One day, when he was hunting for food, he threw a small boulder at a giant wild pig. Instead of going splat like most piggies, this one got mad and squealed and charged him with its tusks. Baghator freaked out and tried to fend the furious boar off, but it managed to gore him and even knock him over before dashing off into the brush. Baghator thought it a normal clash, but he began to feel something growing inside of him. It wasn’t just anger, it was an itch, a desire to be out in the woods away from everyone, to run free. When the next full moon rose, that itch overpowered his senses. He sundered through the cave village of his people, a rabid beast, charging off into the forest and never to return.

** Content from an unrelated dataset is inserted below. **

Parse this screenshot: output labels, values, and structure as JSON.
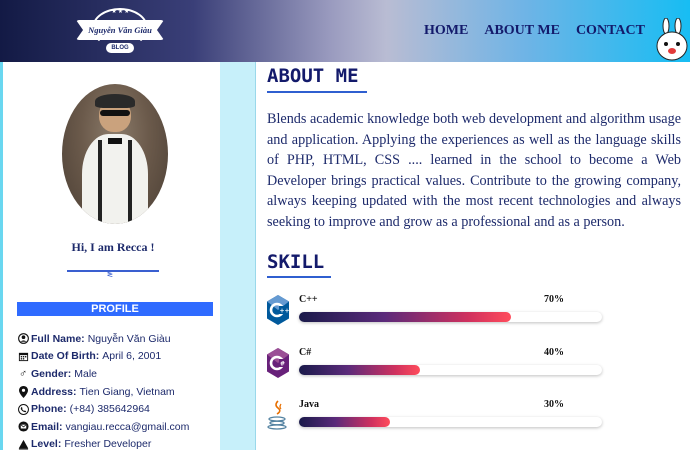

While out in the woods, Baghator slowly came to grips with his disease: for he was a lycanthrope. For months, he simply dwelled in the wilderness, eating from the forest, and largely left alone (being a were-dire boar hill giant). Finally, a tiny druid (well, he was a grugach elf) approached the giant calmly. He guided Baghator through the process of controlling his shape, and presented a small ring to wear that would help. Baghator did try to smash the pointy-earred elf, but the druid was too quick, shapeshifting into critters so small that Baghator could barely see them, like pretty butterflies. Hmph. Well, at least the druid gave him a pretty bauble before leaving. Now, Baghator still dwelled alone in the wilderness. Though his temper occasionally flared with dramatic and devastating results, he was less apt to rampage through and trample entire copses of the forest.


Personality


Baghator embodies “big and stupid”, though he’s actually not as dumb as he often acts. He was forced to smarten up a little while living on his own. But he’s still more emotion than intellect by far, and prone to acts of self-gratifying impulse and thoughtless destruction.


Goals


Baghator will only follow the barbarian class (20th-level+). It’s all he’d be good at, really.